Check Out Castle Star Seamus Dever’s Wine Collection
by Nabewise
“It’s funny actually, because I was never really into wine, my wife was. So i protested for the longest time. I was more into beer.” Once you've seen his extensive cellar and heard Seamus Dever pronounce “terrior” and “Paulliac” with an exquisite French accent, you'd hardly believe the above statement as true. But the Castle actor, who has also appeared on Mad Men, NCIS, and several iterations of CSI insists he's still learning, even now.
Dever's deepening relationship wine began on a fateful trip to Paso Robles with his wife not all that long ago. “We went around to the wineries and tasting wine and meeting the winemakers at these smaller wineries,” Dever remembers. “I started to realize that wine has character, and wine is so different from place to place.”
The pursuit of wine discovery—not unlike his work as Detective Kevin Ryan on TV—has taken Dever and his wife on adventures both local and abroad, from California to France. “You start to realize that wine takes on the character of the region. It is a little bit of a time machine, but it’s also like travel in a bottle.”
Tell us a bit more about how you first got into wine.

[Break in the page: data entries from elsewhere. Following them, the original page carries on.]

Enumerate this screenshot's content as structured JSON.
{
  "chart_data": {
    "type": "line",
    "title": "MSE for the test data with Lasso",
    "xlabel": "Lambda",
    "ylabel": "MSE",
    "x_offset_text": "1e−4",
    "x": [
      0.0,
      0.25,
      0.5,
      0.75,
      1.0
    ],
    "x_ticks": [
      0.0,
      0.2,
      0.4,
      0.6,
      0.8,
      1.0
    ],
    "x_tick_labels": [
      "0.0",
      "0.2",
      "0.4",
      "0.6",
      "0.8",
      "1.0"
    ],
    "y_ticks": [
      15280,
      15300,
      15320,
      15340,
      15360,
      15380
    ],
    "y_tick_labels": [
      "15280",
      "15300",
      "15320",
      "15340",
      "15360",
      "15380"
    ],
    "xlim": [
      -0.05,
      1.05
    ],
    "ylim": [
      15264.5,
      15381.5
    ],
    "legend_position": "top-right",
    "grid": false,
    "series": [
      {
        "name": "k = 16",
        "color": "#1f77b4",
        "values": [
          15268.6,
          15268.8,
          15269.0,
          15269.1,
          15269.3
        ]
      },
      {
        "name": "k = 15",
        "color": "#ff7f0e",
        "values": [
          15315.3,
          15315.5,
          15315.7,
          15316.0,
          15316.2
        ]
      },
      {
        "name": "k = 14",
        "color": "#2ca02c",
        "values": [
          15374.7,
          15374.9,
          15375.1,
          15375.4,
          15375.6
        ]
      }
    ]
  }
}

I grew up in a small town in Arizona, and I didn’t really have a relationship with wine. We had the stuff that came in a jug, and was kept under the sink. I didn’t really have an impression of good wine other than like, sour grape juice. At one point, my wife convinced me to take a trip to Paso Robles, which is a very nice wine region in California. I started to appreciate that wine has character, because I’m sort of a nerd. There are all these specificities you can get into—from the notes to the nose, the body to the mouth and feel. And then of course there’s the winemaking process.
Do you experiment with a lot of wine and food pairings at home?
My wife and I don’t eat meat, so it’s not like we’re going to be pairing this great Bordeaux or a big California cab with a juicy steak. So we’ve been trying to figure out what vegetables and what cheeses go with the wines we like. That’s been a lot of fun—like discovering a high-fat cheese goes well with a Bordeaux, and a more subtle cheese goes well wtih a Burgundy. I think a good rule of thumb is this: Wine comes from a region, so pairing it with a cheese from that region is going to bring out something really interesting in both. For example, there’s a cheese that’s kind of hard to get over here from the Burgundy region called Epoisses. And you know, if you think about it, it’s cheese that comes from milk that comes from cows who eat the grass that’s exposed to all the same elements as the grapes of that area. Or, it could be something more simple, like having a talented sommelier show you that a broccoli cheese soup goes fantastically with champagne.
Delicious! What else?
Well, last night I made a grilled cheese sandwich with smoked gouda and goat cheese from the midwest and cheddar, and we paired it with a Cabernet Franc from Paso Robles.
What are you collecting now?
We got into Bordeaux futures recently. So, we were buying those from 2009 and 2010, because they were amazing vintages. Buying futures is like [purchasing] a stock you’re going to trade in on. I think we got about 40 bottles of each year. All the sudden our cellar is full of a wine we're not going to drink for 20 years. If you’re looking into Bordeaux futures, look at off-site storage. We have five wine refrigerators, and they’re all full!
What advice would you give to other collectors or those who might want to start?
When you have all this great wine, you can’t be afraid to open it. If you’re just going to hold onto it and think, “I wonder what this is going to taste like?” you miss the point. Sometimes you have to take that jump otherwise you never will. You have to experience the wines not just collect them! Otherwise you forget why you’re doing it in the first place. You know, I think people who are into wine get a bad reputation. Wine is what you like. Wine is what you drink. The only thing that should determine your taste is the enjoyment that you get, and the people around you. My friend Ryan who is a sommelier put it best, “It’s just juice. It’s who you drink it with that matters.